Dear Ali: I have recently begun to learn to read and write Arabic to help me feel even more a part of the culture. However, I'm mystified as to why numbers are written from left to right instead of right to left. Can you explain? AF, Abu Dhabi Dear AF: I must admit I'm not good with numbers, but I know Arabs haven't always read numbers from left to right. When I was in school, we learnt to write from right to left, and read numbers that way too.
While numerals are now written from left to right, they are still read from right to left. Let me explain. Whereas the European system begins with the higher value, Arabic starts with the lower value. For example, in English you would say the number 24 "twenty-four", whereas we would say "four and twenty". Sequences of digits such as telephone numbers are read from left to right, as in English. I think we adapted this method to make international communication easier, especially in business.
The irony of this is that Arabs did so much for the study of mathematics. Did you know the number zero came from Arabic? So did algebra. Yet because Arabs were inconsistent in the pursuit of these studies, the theories found new brains elsewhere in the world that embraced and developed them. Also, have you ever noticed that when using your calculator, whichever number you type starts from right to left? Interesting, eh?
Dear Ali: I was discussing with some Muslim friends the differences in the holy Quran and the Bible. But after listening to them, I was wondering what the similarities are? I would like to know your opinion. GG, Dubai Dear GG: It's good to know about the differences, but even better to focus on the similarities since they show how the three Abrahamic faiths are linked. Muslims generally feel an affinity with our Christian and Jewish brothers and sisters. We feel that our religion is a continuation of the other two.
The holy Quran and the Bible have a lot in common.

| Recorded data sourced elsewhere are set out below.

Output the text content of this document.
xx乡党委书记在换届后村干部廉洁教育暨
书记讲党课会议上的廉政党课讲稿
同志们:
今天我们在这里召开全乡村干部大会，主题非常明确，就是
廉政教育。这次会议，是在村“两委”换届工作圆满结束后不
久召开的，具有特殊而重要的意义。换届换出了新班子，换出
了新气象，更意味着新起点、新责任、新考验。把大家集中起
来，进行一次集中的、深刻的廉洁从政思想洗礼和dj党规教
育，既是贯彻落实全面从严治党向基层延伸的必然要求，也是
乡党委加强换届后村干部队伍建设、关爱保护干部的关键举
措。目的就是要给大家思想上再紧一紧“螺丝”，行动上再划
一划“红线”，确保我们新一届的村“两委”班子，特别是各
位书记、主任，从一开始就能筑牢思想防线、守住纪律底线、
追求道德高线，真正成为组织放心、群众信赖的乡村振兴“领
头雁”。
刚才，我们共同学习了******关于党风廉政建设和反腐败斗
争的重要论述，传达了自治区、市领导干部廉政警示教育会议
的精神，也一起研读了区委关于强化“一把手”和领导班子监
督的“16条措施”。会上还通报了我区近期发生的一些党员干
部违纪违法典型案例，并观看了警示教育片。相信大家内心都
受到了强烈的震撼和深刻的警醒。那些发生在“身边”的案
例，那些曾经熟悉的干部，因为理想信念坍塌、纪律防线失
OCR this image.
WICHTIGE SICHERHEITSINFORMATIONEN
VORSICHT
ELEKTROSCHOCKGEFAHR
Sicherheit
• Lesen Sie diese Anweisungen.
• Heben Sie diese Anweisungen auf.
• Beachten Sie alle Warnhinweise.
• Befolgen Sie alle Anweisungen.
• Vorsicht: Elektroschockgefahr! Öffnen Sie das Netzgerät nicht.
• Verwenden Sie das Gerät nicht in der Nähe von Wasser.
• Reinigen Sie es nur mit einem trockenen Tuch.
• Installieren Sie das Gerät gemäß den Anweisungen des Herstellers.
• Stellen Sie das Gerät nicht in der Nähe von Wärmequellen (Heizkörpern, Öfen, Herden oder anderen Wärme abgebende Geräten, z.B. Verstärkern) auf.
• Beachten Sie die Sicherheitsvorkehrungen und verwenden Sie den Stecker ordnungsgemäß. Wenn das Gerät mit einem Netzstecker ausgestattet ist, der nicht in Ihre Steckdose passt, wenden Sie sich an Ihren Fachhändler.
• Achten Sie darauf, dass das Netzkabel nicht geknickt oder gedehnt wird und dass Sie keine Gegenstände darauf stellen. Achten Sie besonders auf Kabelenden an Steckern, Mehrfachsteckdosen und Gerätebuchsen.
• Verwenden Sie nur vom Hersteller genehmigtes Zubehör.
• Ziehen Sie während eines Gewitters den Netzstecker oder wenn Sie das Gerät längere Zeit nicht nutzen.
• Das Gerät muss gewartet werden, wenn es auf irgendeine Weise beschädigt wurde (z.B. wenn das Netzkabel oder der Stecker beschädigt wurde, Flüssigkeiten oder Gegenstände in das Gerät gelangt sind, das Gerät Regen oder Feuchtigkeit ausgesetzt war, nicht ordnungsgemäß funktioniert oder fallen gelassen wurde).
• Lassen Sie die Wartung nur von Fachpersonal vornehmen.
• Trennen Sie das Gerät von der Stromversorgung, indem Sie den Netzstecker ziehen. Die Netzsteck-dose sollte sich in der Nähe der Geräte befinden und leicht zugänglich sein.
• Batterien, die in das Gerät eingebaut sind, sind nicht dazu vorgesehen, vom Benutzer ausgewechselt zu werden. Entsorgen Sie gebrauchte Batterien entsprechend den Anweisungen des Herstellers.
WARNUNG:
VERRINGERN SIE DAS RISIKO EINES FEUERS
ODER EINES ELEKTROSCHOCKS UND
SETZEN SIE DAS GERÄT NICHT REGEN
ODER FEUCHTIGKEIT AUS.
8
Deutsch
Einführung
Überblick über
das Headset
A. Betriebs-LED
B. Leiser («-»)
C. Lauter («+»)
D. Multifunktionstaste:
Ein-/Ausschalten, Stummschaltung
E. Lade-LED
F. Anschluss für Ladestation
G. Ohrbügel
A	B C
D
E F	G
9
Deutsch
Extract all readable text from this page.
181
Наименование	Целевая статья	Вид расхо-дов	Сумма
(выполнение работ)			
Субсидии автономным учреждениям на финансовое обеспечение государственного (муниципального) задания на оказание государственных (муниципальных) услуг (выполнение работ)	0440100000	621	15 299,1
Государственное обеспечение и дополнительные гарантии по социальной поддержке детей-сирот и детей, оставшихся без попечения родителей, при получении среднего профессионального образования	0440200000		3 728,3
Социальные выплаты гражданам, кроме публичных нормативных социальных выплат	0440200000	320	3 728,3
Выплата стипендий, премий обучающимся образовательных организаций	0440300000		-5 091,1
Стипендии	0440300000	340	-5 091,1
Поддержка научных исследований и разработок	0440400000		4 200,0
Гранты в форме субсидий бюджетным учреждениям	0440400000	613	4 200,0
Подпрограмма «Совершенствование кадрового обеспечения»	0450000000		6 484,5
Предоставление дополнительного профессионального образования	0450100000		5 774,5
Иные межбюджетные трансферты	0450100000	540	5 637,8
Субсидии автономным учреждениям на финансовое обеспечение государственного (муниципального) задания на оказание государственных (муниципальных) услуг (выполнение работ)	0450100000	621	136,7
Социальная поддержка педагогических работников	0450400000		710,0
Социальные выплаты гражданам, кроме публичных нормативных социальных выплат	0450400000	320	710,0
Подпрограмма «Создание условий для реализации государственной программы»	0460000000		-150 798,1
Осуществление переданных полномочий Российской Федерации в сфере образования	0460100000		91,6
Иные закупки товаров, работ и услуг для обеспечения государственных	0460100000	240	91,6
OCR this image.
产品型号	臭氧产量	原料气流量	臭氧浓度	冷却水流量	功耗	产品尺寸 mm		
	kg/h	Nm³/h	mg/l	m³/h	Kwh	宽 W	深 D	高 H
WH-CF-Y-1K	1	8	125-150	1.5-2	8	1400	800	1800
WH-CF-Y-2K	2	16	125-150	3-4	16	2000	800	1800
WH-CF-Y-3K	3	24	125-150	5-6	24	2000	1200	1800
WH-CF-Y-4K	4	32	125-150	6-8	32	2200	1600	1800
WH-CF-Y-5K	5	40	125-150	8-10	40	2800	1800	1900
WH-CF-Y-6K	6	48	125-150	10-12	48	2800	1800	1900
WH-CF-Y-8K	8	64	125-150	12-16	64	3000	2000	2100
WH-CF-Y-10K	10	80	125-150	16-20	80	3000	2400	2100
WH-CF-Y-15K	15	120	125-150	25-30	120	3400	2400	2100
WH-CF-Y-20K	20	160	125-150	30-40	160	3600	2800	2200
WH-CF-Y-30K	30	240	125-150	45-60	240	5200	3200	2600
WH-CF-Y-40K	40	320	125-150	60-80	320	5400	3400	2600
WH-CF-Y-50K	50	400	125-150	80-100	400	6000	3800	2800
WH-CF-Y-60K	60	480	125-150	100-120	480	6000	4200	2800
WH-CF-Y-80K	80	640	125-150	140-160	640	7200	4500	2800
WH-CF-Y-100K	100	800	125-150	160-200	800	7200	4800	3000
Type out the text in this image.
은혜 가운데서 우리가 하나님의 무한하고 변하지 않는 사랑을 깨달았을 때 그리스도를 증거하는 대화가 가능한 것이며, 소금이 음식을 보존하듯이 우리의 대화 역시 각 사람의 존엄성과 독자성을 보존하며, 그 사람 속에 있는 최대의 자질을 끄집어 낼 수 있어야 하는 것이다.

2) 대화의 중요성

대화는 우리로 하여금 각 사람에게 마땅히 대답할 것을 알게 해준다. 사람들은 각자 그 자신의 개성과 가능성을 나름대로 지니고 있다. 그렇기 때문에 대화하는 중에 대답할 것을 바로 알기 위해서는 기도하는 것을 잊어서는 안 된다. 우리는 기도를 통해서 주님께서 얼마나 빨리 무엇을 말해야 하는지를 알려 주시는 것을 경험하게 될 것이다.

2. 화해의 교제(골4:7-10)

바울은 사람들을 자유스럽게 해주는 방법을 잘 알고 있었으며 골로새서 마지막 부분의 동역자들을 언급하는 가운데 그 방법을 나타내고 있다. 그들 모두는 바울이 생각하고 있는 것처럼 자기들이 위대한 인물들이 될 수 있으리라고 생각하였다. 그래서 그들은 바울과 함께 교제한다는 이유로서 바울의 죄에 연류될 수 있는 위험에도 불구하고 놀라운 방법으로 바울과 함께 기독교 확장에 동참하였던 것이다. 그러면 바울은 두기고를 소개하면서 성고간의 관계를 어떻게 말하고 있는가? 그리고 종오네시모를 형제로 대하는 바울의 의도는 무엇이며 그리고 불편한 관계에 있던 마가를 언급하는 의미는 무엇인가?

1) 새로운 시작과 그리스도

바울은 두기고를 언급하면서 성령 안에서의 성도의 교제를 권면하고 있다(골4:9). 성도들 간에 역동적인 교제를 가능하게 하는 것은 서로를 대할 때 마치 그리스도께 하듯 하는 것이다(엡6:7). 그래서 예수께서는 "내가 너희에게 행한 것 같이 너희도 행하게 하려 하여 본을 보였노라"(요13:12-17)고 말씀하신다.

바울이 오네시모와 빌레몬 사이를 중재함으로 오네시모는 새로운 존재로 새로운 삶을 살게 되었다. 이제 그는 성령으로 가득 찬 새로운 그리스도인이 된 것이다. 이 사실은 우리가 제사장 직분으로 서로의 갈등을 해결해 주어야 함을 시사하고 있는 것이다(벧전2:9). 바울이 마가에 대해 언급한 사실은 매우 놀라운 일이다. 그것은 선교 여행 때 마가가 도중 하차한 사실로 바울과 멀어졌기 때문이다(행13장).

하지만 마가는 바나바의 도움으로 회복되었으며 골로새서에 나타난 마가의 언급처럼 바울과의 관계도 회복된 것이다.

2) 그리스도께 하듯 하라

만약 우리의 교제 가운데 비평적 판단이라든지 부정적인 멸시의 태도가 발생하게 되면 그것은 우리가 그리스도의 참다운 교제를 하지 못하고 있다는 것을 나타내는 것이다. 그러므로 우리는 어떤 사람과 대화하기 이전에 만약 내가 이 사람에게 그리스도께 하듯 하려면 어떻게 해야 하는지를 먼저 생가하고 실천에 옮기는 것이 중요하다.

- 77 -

Both are based on the premise that we need a faith and recognise the Prophets Abraham (Ibrahim) and Moses (Mosa), as well as Jesus (Issa) (peace on them all), who we believe performed miracles. Both prohibit the consumption of pork and any meat not slaughtered in a merciful manner. The kosher laws in the Old Testament are very similar to our halal laws, and in the Middle East consider the guidelines Christian, though many Christians no longer follow them.
Another similarity is the idea of a day of judgment, when good deeds are rewarded and evil actions punished. We refer to heaven as jannah, meaning paradise. We also believe in hell and the existence of Satan, which in Arabic is pronounced Shaytan. In both religions, the angel Gabriel (Jibreel) plays a crucial role. He told Mary (Maryam) that she was to give birth to Jesus and was also the angel who revealed the holy Quran to the Prophet Mohammed (PBUH) in a cave. That is one busy angel - not to mention multilingual! You see, my friend, there are a lot of similarities. We might still have differences, but I think debate is healthy and keeps our minds open. Our faith even advises that the differences between the different points of view are a mercy, and I agree.
Arabic: Saameh ni English: Forgive me When you want to say sorry you can say "ana aasif", which means "I'm sorry". But if you want to make it more personal, you might say "saameh ni", which means "forgive me". In a previous column, the language lesson was "arjook", which means "please". If we put these together, it becomes: "saameh ni, arjook," - "forgive me, please". If I have ever made my editors or readers mad or upset: "samhooni arjookom" (the plural).